Unable to cruise behind her serve once she establishes a lead, Radwanska must work harder than many top-10 players to close out sets.  Halep threatened to erase what had once been a daunting deficit, but the Pole’s stingy defense gave her few openings to attack.  Once she won the first set, Radwanska stood with one foot in the final.  Not since last July had she lost a match from that position.

But Halep would not yield yet.  She battled the world No. 3 through a series of multiple-deuce games in rallies that probed every corner of the court’s geometry.  Leading by a break early in the second set, the Romanian threatened to turn the tide.  Here, Radwanska’s patient persistence served her well.  Weathering a flurry of bold winners from across the net, she focused on pinning Halep behind the baseline with groundstroke depth.  The Romanian soon surrendered her lead as she played too close to the lines, but it required the best in the Pole’s defense to outlast her.

When Radwanska broke again to lead 6-3, 4-3, her first trip to an Indian Wells final lay just over the horizon.  Surely sensing that reward, she pressed her advantage with some of her best serves in the match.  Halep battled to the bitter end, lashing fearless forehand winners to save match points before Radwanska served out the semifinal. 

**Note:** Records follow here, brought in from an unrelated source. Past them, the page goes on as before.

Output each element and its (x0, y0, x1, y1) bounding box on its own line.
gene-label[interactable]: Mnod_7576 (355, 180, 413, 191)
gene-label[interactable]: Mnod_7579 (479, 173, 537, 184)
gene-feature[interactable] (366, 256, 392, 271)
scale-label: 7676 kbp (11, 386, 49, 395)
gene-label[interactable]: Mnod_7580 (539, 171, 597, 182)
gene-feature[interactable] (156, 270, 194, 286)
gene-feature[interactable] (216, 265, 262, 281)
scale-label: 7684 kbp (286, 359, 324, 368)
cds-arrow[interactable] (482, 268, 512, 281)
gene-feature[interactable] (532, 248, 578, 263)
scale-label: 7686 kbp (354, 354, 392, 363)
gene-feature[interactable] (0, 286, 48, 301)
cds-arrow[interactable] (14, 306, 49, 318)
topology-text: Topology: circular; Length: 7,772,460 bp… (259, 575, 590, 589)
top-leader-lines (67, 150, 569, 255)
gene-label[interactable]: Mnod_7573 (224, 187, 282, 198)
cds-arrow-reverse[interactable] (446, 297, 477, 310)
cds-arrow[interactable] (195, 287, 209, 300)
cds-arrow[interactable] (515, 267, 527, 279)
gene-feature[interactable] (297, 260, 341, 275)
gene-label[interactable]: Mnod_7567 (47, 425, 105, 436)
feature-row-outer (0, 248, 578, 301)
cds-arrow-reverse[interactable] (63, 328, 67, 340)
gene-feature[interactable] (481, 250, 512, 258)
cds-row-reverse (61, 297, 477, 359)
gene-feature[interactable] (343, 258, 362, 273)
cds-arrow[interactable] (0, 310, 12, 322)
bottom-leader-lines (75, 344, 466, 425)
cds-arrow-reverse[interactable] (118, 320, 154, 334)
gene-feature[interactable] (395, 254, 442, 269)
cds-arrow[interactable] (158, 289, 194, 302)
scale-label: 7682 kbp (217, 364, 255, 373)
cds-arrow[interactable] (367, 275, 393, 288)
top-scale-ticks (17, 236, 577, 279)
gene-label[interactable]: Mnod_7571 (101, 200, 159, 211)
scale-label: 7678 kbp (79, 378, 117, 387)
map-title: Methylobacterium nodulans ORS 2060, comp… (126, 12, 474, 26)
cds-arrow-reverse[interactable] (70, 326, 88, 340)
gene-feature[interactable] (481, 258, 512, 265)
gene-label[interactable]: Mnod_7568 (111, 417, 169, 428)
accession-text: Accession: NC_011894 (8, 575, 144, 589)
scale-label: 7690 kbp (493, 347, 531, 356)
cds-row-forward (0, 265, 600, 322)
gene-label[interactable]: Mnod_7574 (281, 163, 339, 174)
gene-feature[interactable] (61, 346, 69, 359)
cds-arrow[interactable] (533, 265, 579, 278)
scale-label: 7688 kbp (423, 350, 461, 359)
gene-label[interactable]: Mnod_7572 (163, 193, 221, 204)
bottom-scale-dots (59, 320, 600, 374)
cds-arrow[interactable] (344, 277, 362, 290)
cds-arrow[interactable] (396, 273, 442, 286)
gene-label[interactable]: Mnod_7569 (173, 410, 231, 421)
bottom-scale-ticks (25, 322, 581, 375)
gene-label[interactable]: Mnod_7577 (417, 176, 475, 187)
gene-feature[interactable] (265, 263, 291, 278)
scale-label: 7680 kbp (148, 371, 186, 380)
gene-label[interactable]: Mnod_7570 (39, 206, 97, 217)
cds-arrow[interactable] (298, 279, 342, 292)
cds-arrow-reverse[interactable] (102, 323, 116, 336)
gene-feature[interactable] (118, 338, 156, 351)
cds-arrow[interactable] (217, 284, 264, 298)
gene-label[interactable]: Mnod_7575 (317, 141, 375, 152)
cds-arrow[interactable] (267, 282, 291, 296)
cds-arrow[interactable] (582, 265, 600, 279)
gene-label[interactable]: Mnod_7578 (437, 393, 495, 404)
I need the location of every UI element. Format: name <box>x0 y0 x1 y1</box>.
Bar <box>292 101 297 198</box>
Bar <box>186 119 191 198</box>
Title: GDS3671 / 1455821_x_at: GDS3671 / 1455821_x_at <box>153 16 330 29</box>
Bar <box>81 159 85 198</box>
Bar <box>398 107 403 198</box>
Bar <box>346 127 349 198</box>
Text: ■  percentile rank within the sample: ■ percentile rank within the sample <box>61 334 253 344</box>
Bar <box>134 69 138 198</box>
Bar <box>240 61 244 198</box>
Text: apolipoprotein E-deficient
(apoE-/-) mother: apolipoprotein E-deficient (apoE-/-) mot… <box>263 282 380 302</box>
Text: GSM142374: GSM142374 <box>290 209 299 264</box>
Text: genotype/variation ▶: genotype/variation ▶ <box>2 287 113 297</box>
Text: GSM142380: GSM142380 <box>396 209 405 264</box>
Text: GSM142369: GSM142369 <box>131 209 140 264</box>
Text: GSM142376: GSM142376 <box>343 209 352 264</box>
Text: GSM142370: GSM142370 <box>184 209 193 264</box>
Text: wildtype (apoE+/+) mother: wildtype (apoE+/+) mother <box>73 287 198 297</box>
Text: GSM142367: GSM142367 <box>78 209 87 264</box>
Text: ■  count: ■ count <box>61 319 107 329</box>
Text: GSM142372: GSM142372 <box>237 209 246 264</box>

Agnieszka Radwanska and Simona Halep

Avenging her loss to Halep last month, Pole reached the Indian Wells final for the first time and showed barely a tremor of nerves in the process.  But the scoreline did not reflect the quantity of entertaining exchanges in this semifinal, thoroughly appreciated by the Indian Wells fans.  The final on Sunday should feature much more of the same from Radwanska, whether she faces Li Na or Flavia Pennetta.

In an era when most top women make their living through explosive shot-making, the world No. 3 continues to carve out a fruitful career with cunning and court craft.  While she still searches for her first major title, Radwanska will have a chance to claim the tournament that many view as the “fifth major.”